Clear View High School is a secondary school located in Webster, Texas, in the Clear Creek Independent School District. The school serves all of CCISD, including the cities of Kemah, Clear Lake Shores, Nassau Bay, Webster, El Lago, and Taylor Lake Village and portions of Houston, Pasadena, Friendswood, and League City.

The school colors are black and gold and the school mascot is the tiger.

Clear View High School does not have school team sports; however, the school includes physical education.

Clear View High School also includes the Special Education department and Communities In School, which opened a second department when the school opened for the new school year in August 2007.

==Overview==
Clear View began as the Alternative Learning Center for CCISD and is designed to serve the needs of the at-risk student population for the district. Clear View does this by allowing students to start over on their journey toward academic success in a unique educational environment while providing small classes (a maximum of 12 students in all core academic classes), excellent teachers, innovative instruction, extra tutoring, opportunities for remedial work and credit recovery, less distractions, excellent technology, programs which lead to job certifications in the areas of health care and cosmetology and a support system to help with other issues that can make the school years difficult.

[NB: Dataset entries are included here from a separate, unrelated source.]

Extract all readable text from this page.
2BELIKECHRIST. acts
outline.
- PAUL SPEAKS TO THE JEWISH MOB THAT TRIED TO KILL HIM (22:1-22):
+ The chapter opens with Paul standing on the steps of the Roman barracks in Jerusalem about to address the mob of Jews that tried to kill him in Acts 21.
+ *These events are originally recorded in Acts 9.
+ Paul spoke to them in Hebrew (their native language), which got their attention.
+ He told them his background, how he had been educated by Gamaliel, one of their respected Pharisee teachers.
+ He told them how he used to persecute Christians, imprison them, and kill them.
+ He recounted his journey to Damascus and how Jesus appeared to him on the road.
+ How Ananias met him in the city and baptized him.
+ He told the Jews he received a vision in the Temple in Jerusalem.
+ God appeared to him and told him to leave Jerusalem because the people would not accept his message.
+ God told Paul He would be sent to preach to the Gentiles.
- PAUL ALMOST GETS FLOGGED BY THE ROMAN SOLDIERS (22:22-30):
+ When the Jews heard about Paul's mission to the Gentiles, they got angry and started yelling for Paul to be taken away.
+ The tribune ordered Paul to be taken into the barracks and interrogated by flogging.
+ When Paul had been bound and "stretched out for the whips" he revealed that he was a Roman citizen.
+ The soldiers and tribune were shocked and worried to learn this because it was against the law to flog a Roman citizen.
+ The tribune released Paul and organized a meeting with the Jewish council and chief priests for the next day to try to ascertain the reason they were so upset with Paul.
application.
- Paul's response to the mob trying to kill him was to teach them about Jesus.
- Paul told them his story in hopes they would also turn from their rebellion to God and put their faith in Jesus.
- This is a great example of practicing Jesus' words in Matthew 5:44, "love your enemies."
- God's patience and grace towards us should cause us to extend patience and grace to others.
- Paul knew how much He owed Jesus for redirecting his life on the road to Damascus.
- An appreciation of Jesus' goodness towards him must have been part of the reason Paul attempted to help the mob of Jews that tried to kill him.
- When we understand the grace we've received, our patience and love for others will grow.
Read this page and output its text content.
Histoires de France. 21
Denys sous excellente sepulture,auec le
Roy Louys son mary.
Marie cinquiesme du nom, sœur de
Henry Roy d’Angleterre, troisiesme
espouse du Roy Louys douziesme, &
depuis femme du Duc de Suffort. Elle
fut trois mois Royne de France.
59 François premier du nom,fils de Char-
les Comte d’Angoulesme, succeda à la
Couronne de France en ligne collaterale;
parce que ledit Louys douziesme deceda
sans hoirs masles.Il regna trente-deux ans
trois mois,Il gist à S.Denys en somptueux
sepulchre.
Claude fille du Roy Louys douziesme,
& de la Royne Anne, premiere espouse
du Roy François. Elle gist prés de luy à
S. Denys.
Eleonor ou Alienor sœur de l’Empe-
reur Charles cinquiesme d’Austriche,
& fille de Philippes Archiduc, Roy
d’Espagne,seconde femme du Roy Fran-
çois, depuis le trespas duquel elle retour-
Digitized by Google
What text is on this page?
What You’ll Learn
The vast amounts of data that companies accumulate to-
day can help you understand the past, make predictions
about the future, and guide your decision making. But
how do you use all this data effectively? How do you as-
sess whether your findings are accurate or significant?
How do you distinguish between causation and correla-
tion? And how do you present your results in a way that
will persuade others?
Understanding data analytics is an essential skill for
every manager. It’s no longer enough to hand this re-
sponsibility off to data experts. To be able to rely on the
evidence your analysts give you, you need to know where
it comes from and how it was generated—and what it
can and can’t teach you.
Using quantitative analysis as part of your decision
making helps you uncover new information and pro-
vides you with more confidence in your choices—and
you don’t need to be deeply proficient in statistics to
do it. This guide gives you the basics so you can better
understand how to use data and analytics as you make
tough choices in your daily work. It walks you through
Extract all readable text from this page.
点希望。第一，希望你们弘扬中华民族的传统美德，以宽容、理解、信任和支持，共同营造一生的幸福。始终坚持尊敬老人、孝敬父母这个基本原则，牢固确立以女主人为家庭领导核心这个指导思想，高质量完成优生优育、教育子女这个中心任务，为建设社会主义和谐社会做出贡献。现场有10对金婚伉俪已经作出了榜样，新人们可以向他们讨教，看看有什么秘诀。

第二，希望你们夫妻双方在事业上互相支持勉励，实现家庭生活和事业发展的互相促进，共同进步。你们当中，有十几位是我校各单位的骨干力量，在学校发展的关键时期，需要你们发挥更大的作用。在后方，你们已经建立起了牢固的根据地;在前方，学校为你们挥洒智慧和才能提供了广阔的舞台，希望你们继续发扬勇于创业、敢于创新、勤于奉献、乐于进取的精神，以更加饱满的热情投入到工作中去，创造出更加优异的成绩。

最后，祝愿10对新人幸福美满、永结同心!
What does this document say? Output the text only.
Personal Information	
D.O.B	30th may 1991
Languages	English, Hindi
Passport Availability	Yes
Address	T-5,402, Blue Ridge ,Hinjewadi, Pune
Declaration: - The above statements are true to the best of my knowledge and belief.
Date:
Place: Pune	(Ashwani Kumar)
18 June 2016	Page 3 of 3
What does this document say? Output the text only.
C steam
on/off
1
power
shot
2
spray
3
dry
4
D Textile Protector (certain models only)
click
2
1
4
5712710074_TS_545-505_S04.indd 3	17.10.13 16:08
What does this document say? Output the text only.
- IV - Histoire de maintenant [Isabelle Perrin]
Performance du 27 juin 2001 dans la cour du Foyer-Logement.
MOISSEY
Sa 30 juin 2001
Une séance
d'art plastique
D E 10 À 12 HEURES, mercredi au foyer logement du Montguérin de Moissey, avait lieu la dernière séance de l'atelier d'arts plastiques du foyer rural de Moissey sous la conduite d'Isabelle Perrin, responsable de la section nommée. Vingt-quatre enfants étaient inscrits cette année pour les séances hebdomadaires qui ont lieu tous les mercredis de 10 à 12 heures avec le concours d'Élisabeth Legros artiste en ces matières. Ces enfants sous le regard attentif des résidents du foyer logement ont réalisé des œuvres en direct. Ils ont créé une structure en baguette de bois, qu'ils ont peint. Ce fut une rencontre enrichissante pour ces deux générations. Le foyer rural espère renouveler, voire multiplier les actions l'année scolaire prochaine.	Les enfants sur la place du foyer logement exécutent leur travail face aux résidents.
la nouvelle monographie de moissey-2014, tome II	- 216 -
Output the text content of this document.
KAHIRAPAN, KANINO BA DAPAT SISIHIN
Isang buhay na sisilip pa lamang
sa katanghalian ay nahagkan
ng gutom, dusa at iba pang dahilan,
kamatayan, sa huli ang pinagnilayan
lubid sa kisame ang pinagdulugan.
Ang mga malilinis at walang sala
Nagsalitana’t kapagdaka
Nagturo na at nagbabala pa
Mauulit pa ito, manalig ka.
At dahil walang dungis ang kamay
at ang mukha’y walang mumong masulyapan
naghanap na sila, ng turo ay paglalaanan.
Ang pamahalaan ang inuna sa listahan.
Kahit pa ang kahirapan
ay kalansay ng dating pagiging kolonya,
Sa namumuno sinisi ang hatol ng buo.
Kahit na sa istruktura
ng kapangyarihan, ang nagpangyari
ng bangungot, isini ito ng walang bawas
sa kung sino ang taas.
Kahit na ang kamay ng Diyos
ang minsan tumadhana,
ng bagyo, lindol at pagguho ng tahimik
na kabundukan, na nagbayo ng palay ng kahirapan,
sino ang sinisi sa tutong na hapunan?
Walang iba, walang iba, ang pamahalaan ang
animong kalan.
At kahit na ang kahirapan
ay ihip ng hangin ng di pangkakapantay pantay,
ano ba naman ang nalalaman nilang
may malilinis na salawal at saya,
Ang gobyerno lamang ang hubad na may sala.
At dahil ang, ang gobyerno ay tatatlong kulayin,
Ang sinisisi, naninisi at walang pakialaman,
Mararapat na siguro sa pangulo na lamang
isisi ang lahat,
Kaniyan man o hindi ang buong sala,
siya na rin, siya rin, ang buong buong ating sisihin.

Through smaller classes and individualized attention, students feel connected to an academic community that emphasizes success as its top priority. This smaller learning environment allows for each student to receive one-on-one attention from teachers and administration to specifically meet his or her educational needs.

It is now the first of two district charter schools, with Clear Horizons Early College High School being the other, and can enroll up to 300 students in grades 8 – 12.

As of the 2010–11 school year, Clear View has an Academically Acceptable campus rating.

==History==
The school opened in 1938. Initially it was in the Webster High School facility.

On July 22, 2013, CCISD's board of trustees unanimously approved a name change for Clear View High School, becoming the sixth high school in Clear Creek ISD.

In January 2022 the current building, adjacent to the previous one, is scheduled to open. The building had a cost of $45 million. Depending on the scenario, the student capacity may be as low as 250 or as high as 350. The district plans to raze the former building in the beginning of that year.